One of the biggest challenges in design, in my opinion, is making sure that the picture in my head matches the picture in their head and it can all be translated to a trades person to execute to match. We all use words in different ways and background and upbringing could change the connotation of an adjective and before you know it, we’re speaking two different languages. To combat that, after much discussion and preparation, I provide very detailed specifications and drawings that are reviewed in person until everyone is on the same page. It should never be a surprise what something is going to look like or what it’s going to cost…. Unless, of course, that’s what the client wanted and that can be a lot of fun too!

Design shows are very popular on television right now. How have they influenced your business? In what ways do your clients now interact with you that they might not have before the popularity of the shows?

There is a disproportionate expectation on how long things should take and how much they cost, because of these design shows. On occasion, I have to have conversations about the production crew and the months of preparation before the days of the show and how the network picks up the cost of all of that. Many times, a show will be brought up in context to explain what their goal is- will they “love it or leave it”. Or it may provide a glimmer into their aesthetic- “I love everything Candice Olsen does.” Or perhaps an admiration for repurposing. One of the best things about design shows is that it gets people thinking about things they would have never considered and to me, that’s the fun part- exploring the new and unknown.

From the outside it seems like Arizona is about incorporating Southwest designs with strong Native American and Mexican-inspired themes! Describe how you incorporate those into your designs. 

Many of my clients are part-time residents and want to appreciate our desert climate. I like to do that in a less literal way by capitalizing on our earthy color palette and adding touches of accessories and art that nod to our history. It’s so much easier to appreciate something special when it’s done sparingly, rather than bathing in a sea of howling coyotes and chili peppers!

Do you have a project you are most proud to have designed. What did it look like before? After?

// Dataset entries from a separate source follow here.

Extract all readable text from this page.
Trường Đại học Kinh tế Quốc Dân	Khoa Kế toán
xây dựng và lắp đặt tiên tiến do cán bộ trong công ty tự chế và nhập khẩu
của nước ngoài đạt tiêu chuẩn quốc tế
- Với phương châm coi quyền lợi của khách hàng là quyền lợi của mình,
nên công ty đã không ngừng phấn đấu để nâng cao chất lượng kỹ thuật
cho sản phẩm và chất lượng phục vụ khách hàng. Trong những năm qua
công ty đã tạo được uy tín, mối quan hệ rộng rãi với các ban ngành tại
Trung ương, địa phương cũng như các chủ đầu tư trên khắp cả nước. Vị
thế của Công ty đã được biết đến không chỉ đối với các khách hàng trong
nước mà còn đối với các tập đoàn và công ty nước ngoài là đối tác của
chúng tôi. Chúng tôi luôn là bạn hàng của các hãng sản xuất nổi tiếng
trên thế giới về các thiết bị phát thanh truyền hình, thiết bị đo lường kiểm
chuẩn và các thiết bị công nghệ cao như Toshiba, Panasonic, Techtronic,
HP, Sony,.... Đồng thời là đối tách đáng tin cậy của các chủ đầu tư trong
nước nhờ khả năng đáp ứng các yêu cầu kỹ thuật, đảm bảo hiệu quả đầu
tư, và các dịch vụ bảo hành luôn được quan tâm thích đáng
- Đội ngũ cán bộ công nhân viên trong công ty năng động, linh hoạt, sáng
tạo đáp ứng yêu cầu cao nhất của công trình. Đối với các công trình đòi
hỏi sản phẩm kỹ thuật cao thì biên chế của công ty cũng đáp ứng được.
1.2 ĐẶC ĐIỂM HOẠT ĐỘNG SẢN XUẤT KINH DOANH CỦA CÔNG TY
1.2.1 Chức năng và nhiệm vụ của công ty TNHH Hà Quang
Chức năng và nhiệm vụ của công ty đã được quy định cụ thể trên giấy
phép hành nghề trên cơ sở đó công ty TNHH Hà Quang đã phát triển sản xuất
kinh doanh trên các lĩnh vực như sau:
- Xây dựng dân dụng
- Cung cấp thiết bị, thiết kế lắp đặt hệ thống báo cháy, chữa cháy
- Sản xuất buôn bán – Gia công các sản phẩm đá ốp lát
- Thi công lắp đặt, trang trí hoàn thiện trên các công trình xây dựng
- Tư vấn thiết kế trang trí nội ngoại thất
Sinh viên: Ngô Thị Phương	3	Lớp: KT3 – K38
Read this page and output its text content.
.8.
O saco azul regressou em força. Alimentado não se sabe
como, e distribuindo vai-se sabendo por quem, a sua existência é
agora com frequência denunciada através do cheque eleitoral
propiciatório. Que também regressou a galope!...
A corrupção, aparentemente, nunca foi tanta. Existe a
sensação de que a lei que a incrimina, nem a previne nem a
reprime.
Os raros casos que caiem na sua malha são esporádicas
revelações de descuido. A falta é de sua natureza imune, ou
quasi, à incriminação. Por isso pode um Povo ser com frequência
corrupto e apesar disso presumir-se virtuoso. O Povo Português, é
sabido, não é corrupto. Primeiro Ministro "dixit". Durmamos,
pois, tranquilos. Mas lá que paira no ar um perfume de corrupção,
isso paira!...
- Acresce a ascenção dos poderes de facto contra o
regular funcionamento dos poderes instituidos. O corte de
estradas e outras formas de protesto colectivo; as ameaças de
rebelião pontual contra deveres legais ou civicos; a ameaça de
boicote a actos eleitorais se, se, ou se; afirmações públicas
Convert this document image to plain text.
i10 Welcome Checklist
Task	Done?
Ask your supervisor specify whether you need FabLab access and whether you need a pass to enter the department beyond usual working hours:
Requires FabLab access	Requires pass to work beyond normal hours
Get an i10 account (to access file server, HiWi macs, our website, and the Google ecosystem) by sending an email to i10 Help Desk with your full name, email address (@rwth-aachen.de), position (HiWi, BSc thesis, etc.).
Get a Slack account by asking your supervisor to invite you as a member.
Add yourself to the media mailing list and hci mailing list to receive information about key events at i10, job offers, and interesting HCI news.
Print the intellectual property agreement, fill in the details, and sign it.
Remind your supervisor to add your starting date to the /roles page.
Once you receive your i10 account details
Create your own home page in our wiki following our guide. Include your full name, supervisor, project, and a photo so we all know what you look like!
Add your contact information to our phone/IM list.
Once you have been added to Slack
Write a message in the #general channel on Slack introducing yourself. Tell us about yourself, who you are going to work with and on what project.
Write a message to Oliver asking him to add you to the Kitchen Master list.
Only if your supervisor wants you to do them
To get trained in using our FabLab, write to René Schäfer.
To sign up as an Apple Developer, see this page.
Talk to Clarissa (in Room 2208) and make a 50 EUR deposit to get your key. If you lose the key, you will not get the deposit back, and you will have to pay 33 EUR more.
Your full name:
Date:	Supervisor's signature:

I am always proud when my client is happy, so that’s a tough one. And I have many strong before and after photos. I can think of two very challenging and complicated specific elements in two different houses that I was elated at the result.

We love rugs. Can you take us through how you use area rugs in your designs? Are there designs where you’re more likely to use a rug? Less? 

All hard surface floors need rugs! For acoustics, for lushness, to unite furniture settings, to bring all the colors in a space together, to add pattern, to tone down pattern, to set the whole tone of a room… I could go on. Most homes that I work in have tile floors, so there are rugs everywhere. Other than a carpeted floor, I can’t think of any place I would be less likely to use a rug.

Which area rugs do you find most durable? Least durable? 

Wool. Anything that starts with “poly”.

We know as well as anyone that rugs can be expensive. Any assistance on how to cut down on the initial price? 

I find that there are clients who have an appreciation for how a rug is made and how long it take and the rest who just want to add some color or warmth under their toes. Knowing this before you go out shopping saves everyone time and money. Almost all rug prices are negotiable… the tag is rarely the actual price you can take it home for.